Ex-El Paso School Chief to be Freed from Prison

The former El Paso School District superintendent sentenced to 42 months in prison for his role as mastermind of a test cheating scandal has moved to a halfway house as the end of his prison term approaches.

El Paso Times reports Friday that Lorenzo Garcia received a sentence reduction for completing a Bureau of Prisons drug rehabilitation program while incarcerated and is set to be released in November. The end of his term was originally October 2015.
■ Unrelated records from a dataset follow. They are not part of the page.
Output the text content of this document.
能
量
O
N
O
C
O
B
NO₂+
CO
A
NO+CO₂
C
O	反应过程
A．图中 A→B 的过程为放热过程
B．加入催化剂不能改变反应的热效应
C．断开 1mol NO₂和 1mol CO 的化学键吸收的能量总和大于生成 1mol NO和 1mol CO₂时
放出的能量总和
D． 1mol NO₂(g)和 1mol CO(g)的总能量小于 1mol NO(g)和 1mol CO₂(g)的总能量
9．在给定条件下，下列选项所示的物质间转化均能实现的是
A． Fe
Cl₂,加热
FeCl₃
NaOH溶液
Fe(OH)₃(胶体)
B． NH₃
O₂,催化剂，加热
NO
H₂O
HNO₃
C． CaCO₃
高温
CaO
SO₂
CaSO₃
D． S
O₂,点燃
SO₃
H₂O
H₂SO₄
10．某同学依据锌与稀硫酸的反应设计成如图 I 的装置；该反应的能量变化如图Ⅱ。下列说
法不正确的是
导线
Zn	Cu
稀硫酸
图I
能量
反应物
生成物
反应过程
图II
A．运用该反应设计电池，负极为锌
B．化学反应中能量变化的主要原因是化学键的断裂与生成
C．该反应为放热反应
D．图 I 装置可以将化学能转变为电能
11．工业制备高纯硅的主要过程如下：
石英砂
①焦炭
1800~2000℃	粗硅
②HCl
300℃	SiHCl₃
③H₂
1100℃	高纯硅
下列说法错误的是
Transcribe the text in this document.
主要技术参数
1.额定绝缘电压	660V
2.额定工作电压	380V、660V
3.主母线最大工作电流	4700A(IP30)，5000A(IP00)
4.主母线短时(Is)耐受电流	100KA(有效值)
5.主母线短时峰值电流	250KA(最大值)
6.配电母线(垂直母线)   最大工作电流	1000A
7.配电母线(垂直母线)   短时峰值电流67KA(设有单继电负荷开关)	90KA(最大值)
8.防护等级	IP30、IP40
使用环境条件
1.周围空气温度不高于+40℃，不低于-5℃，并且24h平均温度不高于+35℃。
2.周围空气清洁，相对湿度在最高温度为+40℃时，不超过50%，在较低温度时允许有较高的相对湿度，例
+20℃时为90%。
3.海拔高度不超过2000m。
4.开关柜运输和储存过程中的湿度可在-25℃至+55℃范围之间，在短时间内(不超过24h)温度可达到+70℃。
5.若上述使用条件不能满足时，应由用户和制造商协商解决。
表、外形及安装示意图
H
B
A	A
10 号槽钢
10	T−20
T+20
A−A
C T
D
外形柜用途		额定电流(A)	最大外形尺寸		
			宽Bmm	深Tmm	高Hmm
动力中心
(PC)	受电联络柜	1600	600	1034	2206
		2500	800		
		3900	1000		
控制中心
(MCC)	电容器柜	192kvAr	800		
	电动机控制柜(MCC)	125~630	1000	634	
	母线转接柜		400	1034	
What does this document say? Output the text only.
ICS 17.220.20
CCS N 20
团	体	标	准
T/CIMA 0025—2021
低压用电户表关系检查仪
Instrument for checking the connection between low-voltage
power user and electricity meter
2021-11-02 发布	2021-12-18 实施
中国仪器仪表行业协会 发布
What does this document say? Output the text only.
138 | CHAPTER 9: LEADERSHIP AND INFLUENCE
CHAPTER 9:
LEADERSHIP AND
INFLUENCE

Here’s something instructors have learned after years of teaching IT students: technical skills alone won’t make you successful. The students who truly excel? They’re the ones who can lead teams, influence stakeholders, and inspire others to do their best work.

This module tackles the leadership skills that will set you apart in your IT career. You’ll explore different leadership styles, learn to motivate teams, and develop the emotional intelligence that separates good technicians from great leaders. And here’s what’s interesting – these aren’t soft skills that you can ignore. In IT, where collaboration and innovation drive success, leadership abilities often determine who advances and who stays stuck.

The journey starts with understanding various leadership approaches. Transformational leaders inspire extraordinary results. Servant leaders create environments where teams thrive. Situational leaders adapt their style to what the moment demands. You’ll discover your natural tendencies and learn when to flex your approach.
Garcia was moved from the Lewisburg penitentiary, a high-security federal prison located about 170 miles north of Philadelphia, to a halfway house Thursday. It isn't clear exactly where it is located, but it could be Arkansas, Louisiana, Oklahoma or Texas.

At the sentencing in October 2012, U.S. District Judge David Briones ordered Garcia to take part in a drug rehabilitation program and said that the defendant could not benefit from the sentence reduction due to the seriousness of his offenses. But while incarcerated, Garcia took part in a Bureau of Prisons drug program and had his sentence reduced because BOP officials said he did not fit the profile of violent offenders.

Garcia was hired in 2006 and served as superintendent until his arrest in 2012.

Garcia organized a cheating scheme in which underperforming students would be dropped or forced to drop out in order to bring the district's high-stakes tests up and secure bonuses for him and his accomplices. Garcia personally received at least $56,000 in bonuses.

In 2012, he pleaded guilty to two counts of conspiracy to commit mail fraud in the test rigging and to steering a $450,000 no-bid contract for school materials to a mistress.

The Texas Education Agency put the district on probation, installed a board of managers and replaced the superintendent.